From addressing the topic of misogyny to a housewife going on to become an IPS officer, Indian television shows are breaking a lot of stereotypes, some close to being unrealistic. A regular day for television audiences involve some daily soaps interspersed with some non-fiction talent show. A couple of years back, Star India’s general entertainment channel, Star Plus, collaborated with TED and the first season of TED Talks India: Nayi Soch was born.
TED Conferences is an American media organisation that brings speakers from various genres and industries under one roof. These talks are filmed and later distributed for a larger audience. After the first season of TED Talks India aired in 2017, Star Plus is set to screen season 2 — TED Talks India: Nayi Baat. The host of the show continues to be, Shah Rukh Khan, and this time seven episodes will air in a span of 30 days.
“It gives Star India great joy when we bring a show of this kind. In our mind, this is redefining entertainment in someway, which we have tried to do in our way many times in this country. We hope this show will give powerful stories for Indian families to chat about,” says Sanjay Gupta, country manager, Star and Disney India.
This year the TED and Star team focussed on people who did not enjoy the media spotlight earlier. “These are ambitious change-makers trying to do something big,” shares Gaurav Banerjee, president and head, Hindi GEC, Star India.
The show will be recorded in English and Hindi and dubbed in other regional languages. “We have put a lot of visual content into the programme, there is short film content and animations part of the TED Talks, which we have never done at our main conference. You will see a visual difference in the programme that we think will attract an audience in a different way,” informs Juliet Blake, TED’s head of television.
While the show received critical acclamation, the ratings were abysmal despite Shah Rukh Khan being a part of it. “Ratings are really important and tells us how much engagement we are getting, how relevant and valuable we are to our consumers, and whether we are serving them well. Sometimes, ratings alone on just one programme can give you a very misleading idea,” says Banerjee.
“We want to be attractive and interesting to family audiences. We want to be innovative and are trying to do something different. We will continue to do everything we can to ensure a good response from consumers as measured through ratings and this keeps us thinking about what’s popular and what’s we’re going to do next,” he adds.
Banerjee believes that the times have changed and shows today live a longer life, “It is a long journey, a lot of the viewership also happens on Hotstar and therefore the good shows of today have a shelf life long enough to make it immortal,” he says.
Gupta endorses Banerjee’s views saying, “We’ve always taken risks and picked stories others thought weren’t massy. Satyamev Jayate is an example of that, we did Kabaddi when nobody thought it was a sport that should be put on air.”

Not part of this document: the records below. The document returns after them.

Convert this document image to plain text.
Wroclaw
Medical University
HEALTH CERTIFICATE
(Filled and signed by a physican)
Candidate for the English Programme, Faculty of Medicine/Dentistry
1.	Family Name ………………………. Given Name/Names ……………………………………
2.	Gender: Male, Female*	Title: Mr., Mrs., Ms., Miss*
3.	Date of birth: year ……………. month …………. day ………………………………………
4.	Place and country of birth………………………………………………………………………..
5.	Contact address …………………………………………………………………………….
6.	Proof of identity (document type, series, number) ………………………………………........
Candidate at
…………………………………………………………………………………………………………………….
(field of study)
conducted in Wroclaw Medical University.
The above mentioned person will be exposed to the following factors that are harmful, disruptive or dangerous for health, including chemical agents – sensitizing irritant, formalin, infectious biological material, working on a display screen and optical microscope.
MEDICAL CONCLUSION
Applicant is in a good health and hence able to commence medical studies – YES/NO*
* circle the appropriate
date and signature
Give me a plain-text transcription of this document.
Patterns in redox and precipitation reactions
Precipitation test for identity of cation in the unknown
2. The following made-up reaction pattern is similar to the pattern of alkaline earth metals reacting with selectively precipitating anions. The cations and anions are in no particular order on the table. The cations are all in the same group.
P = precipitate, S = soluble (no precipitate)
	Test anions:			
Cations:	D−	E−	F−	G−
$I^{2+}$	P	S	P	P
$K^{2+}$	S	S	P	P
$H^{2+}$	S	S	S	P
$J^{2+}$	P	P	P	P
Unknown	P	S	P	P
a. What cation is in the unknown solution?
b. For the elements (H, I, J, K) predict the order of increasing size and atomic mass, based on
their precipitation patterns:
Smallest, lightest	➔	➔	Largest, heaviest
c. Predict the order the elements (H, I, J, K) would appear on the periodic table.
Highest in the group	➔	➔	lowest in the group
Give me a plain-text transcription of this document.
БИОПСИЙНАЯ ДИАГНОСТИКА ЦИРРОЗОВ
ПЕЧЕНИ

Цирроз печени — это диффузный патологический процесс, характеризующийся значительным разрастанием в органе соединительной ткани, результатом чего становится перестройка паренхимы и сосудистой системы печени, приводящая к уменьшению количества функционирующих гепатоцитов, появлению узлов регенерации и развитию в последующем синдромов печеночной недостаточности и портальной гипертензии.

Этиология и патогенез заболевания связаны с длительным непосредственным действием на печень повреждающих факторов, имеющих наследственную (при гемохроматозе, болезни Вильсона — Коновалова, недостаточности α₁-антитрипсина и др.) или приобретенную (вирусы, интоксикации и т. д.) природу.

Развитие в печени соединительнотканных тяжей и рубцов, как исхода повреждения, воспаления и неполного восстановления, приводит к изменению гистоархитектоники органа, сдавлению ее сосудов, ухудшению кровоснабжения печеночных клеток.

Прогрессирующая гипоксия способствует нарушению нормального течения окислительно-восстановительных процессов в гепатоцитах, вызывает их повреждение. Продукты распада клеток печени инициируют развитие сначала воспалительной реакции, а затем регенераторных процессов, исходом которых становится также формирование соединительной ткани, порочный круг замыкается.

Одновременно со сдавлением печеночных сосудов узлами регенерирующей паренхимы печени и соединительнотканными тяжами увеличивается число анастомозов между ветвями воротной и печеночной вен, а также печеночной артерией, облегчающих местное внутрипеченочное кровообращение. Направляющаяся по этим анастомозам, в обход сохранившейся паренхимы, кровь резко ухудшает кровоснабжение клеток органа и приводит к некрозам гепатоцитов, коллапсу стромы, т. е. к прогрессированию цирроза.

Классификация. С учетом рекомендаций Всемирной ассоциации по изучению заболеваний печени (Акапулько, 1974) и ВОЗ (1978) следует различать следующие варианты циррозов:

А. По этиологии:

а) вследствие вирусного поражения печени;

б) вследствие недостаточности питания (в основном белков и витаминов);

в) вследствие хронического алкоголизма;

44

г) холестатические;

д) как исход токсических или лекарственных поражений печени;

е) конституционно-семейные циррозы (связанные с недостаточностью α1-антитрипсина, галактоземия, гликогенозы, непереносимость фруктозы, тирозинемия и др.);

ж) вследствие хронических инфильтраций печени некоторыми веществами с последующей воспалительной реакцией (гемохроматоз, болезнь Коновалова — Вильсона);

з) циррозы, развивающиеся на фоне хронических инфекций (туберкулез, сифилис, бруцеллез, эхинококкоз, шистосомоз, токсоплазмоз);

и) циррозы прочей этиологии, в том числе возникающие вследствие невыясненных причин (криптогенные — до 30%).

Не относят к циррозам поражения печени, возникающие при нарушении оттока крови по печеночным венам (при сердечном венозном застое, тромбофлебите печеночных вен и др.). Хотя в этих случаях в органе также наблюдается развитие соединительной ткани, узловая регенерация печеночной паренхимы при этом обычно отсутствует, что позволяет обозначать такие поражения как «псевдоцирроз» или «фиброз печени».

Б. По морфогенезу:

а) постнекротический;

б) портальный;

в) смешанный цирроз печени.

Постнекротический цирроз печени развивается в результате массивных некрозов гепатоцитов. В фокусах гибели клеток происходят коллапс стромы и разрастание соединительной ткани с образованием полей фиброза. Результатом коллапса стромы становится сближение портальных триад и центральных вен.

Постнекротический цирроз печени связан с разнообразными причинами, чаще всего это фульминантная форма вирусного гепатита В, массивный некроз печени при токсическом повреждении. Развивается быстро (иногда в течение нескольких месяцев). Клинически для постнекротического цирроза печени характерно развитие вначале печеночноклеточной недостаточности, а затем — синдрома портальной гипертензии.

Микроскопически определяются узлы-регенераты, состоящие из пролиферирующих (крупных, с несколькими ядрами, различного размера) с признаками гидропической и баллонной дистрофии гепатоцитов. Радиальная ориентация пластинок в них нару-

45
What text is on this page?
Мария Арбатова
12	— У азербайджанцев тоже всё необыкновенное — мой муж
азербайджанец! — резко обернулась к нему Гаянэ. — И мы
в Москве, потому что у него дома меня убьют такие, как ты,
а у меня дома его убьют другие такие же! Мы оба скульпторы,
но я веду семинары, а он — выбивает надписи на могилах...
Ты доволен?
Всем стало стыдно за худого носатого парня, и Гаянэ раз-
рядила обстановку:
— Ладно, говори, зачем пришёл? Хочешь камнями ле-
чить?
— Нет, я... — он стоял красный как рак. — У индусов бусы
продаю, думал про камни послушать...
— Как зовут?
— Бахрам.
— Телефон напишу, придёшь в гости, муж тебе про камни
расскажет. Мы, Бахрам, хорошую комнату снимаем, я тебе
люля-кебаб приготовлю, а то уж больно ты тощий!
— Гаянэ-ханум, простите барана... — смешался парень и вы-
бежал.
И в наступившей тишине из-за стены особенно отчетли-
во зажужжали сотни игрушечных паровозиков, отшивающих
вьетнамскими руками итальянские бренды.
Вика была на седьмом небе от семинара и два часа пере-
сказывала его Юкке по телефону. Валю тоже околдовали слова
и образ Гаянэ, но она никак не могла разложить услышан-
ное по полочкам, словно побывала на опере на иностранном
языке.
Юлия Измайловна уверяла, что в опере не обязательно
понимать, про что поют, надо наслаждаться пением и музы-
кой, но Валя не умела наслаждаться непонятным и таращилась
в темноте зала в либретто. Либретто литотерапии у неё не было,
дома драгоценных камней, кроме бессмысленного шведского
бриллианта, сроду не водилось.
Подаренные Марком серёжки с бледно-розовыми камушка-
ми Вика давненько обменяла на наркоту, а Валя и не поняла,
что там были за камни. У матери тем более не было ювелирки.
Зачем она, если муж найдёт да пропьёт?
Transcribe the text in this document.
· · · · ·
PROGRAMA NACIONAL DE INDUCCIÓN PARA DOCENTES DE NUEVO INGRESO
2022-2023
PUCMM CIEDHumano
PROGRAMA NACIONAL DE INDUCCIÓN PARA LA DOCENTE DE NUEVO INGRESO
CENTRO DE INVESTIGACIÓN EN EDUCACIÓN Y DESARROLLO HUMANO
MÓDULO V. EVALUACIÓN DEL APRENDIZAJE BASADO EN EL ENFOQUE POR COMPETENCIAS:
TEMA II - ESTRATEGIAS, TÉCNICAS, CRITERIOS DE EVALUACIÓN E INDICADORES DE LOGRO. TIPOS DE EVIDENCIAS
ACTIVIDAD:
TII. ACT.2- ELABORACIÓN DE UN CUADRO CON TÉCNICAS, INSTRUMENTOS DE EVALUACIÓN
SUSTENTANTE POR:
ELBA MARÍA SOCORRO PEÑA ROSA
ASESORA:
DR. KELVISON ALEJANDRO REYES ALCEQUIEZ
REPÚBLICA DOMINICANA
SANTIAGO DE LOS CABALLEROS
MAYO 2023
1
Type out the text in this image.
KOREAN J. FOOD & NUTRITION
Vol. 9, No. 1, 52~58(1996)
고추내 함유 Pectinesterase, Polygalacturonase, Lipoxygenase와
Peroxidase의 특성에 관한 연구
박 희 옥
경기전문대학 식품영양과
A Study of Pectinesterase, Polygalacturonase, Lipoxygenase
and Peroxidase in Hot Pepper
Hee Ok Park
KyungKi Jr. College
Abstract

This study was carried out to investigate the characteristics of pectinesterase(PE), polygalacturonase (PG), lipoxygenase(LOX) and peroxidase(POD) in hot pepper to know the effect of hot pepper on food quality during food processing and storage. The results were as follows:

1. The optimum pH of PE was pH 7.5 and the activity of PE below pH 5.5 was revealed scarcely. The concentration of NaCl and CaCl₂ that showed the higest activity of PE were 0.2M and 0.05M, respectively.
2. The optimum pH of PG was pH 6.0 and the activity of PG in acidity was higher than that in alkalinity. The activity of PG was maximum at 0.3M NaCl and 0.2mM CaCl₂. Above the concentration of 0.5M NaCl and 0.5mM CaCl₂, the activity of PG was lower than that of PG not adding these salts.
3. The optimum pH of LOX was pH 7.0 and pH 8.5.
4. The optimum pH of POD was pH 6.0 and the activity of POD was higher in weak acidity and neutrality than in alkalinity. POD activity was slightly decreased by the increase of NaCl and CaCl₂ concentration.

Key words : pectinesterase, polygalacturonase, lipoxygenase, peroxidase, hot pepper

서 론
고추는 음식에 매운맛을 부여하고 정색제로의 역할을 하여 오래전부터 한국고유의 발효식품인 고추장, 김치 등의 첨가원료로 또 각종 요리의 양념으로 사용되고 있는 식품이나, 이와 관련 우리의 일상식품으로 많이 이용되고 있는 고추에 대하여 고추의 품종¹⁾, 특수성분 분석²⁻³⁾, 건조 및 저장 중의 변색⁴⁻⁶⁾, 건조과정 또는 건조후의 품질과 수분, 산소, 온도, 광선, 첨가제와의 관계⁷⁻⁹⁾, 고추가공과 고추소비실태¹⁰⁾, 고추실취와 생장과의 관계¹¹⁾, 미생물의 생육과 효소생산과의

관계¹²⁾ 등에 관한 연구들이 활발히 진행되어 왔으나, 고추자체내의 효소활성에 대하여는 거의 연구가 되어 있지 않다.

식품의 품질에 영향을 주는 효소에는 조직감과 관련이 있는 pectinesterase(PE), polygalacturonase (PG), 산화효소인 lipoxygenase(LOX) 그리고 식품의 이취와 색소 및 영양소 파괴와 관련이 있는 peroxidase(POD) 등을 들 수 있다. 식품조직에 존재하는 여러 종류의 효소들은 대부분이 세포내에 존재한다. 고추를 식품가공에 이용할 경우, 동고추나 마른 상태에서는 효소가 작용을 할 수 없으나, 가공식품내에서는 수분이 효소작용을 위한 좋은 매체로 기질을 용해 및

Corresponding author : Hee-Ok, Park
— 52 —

He is also of the opinion that young kids of today use social and digital a lot more and having a digital arm like Hotstar gives Star India an opportunity to reach every Indian. “There are now towns and cities in our country where they don’t have a TV but have access to the internet and phone and are watching videos there. We have 20 crore TV screens today but there are 40 crore mobile screens where people are watching videos or consuming other content. We can reach out to all of them and take these inspirational stories to each one of them even if they don’t have a TV connection at home,” he says. Therefore, when editing the talks, special attention has been given to consider a mobile screen viewer.
This year, 26 speakers will share their talks and the show will air in Hindi on Star Plus while Star World will simultaneously broadcast the English version. Factual entertainment channel, National Geographic will air the regional feeds. The show will go on air on November 2, 2019, and will air on Saturdays and Sundays at 9:30 p.m.